For the operative treatment of insertional Achilles tendinopathy with Haglund’s Impingement and Retrocalcaneal Bursitis, protracted postoperative recovery times, complications, and persistent complaints in shoe wear after complete detachment of the tendon and resection have left many surgeons asking, “Is there a better way?”

Did we overlook a good thing?

Although introduced almost a century ago, the Zadik osteotomy has received little attention until recently – relegated in many instances to cavus-type foot structures, probably owing to its learning curve.

The dorsally based closing wedge calcaneal osteotomy positions its apex to the plantar calcaneal tubercule, shortening the calcaneus and elevating the insertion of the Achilles, removing contact between the Haglund’s “bump” and the Achilles tendon, all while reducing stress on the tendons insertion.
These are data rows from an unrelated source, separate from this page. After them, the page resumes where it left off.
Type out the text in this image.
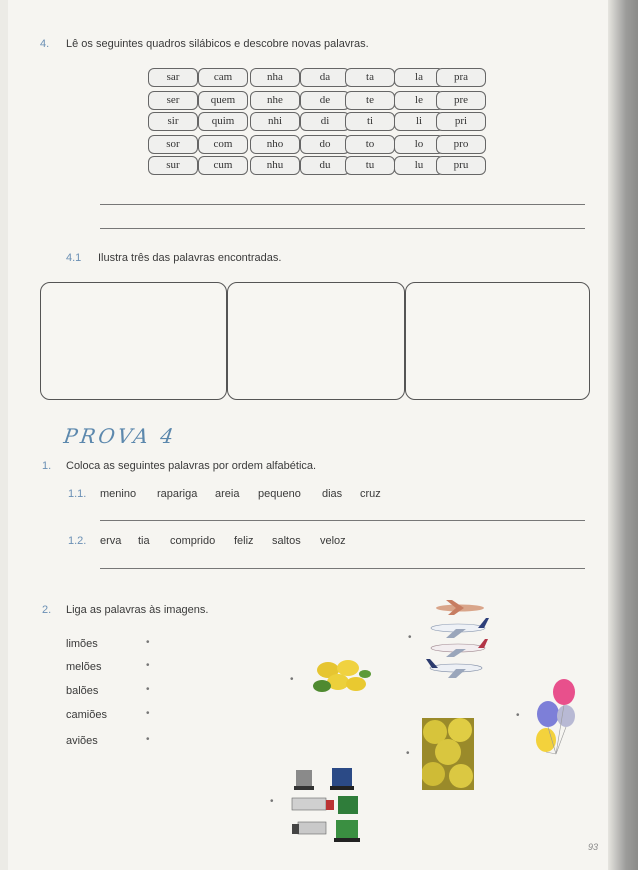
4. Lê os seguintes quadros silábicos e descobre novas palavras.
sar
ser
sir
sor
sur
cam
quem
quim
com
cum
nha
nhe
nhi
nho
nhu
da
de
di
do
du
ta
te
ti
to
tu
la
le
li
lo
lu
pra
pre
pri
pro
pru
4.1 Ilustra três das palavras encontradas.
PROVA 4
1. Coloca as seguintes palavras por ordem alfabética.
1.1. menino rapariga areia pequeno dias cruz
1.2. erva tia comprido feliz saltos veloz
2. Liga as palavras às imagens.
limões
melões
balões
camiões
aviões
•
•
•
•
•
•
•
•
•
•
93
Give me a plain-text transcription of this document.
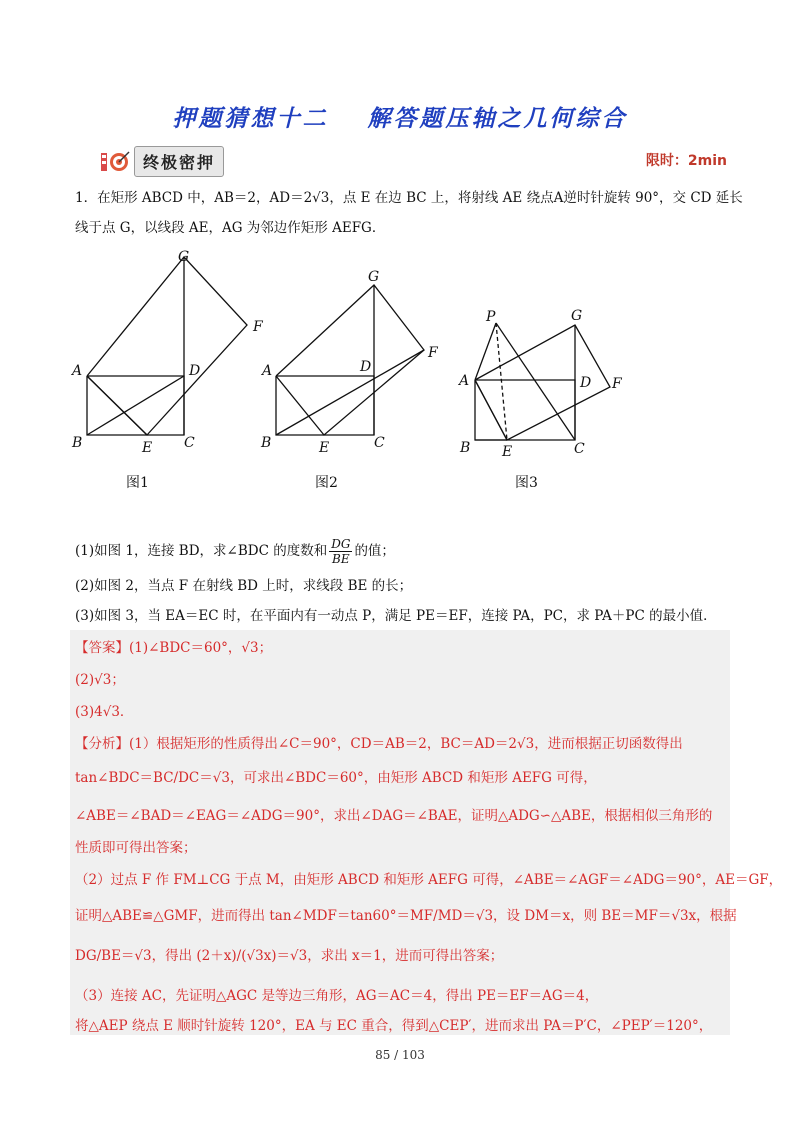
押题猜想十二 解答题压轴之几何综合
终极密押	限时：2min
1．在矩形 ABCD 中，AB＝2，AD＝2√3，点 E 在边 BC 上，将射线 AE 绕点A逆时针旋转 90°，交 CD 延长
线于点 G，以线段 AE，AG 为邻边作矩形 AEFG．
G
F
A	D
B	E C
G
F
A	D
B	E	C
P	G
A	D F
B E	C
图1	图2	图3
(1)如图 1，连接 BD，求∠BDC 的度数和 $\frac{DG}{BE}$ 的值；
(2)如图 2，当点 F 在射线 BD 上时，求线段 BE 的长；
(3)如图 3，当 EA＝EC 时，在平面内有一动点 P，满足 PE＝EF，连接 PA，PC，求 PA＋PC 的最小值．
【答案】(1)∠BDC＝60°，√3；
(2)√3；
(3)4√3．
【分析】(1）根据矩形的性质得出∠C＝90°，CD＝AB＝2，BC＝AD＝2√3，进而根据正切函数得出
tan∠BDC＝BC/DC＝√3，可求出∠BDC＝60°，由矩形 ABCD 和矩形 AEFG 可得，
∠ABE＝∠BAD＝∠EAG＝∠ADG＝90°，求出∠DAG＝∠BAE，证明△ADG∽△ABE，根据相似三角形的
性质即可得出答案；
（2）过点 F 作 FM⊥CG 于点 M，由矩形 ABCD 和矩形 AEFG 可得，∠ABE＝∠AGF＝∠ADG＝90°，AE＝GF，
证明△ABE≌△GMF，进而得出 tan∠MDF＝tan60°＝MF/MD＝√3，设 DM＝x，则 BE＝MF＝√3x，根据
DG/BE＝√3，得出 (2＋x)/(√3x)＝√3，求出 x＝1，进而可得出答案；
（3）连接 AC，先证明△AGC 是等边三角形，AG＝AC＝4，得出 PE＝EF＝AG＝4，
将△AEP 绕点 E 顺时针旋转 120°，EA 与 EC 重合，得到△CEP′，进而求出 PA＝P′C，∠PEP′＝120°，
85 / 103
The technique, therefore, addresses both the mechanical and biological perturbations associated with the condition, while negating the need for complete tendon detachment and associated complications.

The latest research: a new “X/Y” Ratio and short-term outcome data

Two new retrospective case series by Yves Tourne, MD-PhD, et al. were recently published in Foot & Ankle Surgery:

The first report, "The Zadek calcaneal osteotomy in Haglund's syndrome of the heel: Clinical results and a radiographic analysis to explain its efficacy," introduces the “X/Y Ratio." It is a new measurement parameter defined as the ratio between the posterior length of the calcaneus “Y” and the total length of the calcaneus “X” (value <2.5 is considered pathologic), and reports positive clinical results in a cohort of 50 patients at a mean follow-up of seven years postoperative.

The second report, "The Zadek calcaneal osteotomy in Haglund’s syndrome of the heel: Its effects on the dorsiflexion of the ankle and correlations to clinical and functional scores," shows an increase in ankle dorsiflexion by an average of 7.27 degrees, with significant improvement in functional scores using various assessment scales.

The truth is ...

While the jury is still out, more comparative outcome data may bring back an osteotomy that many considered to be of only historical significance.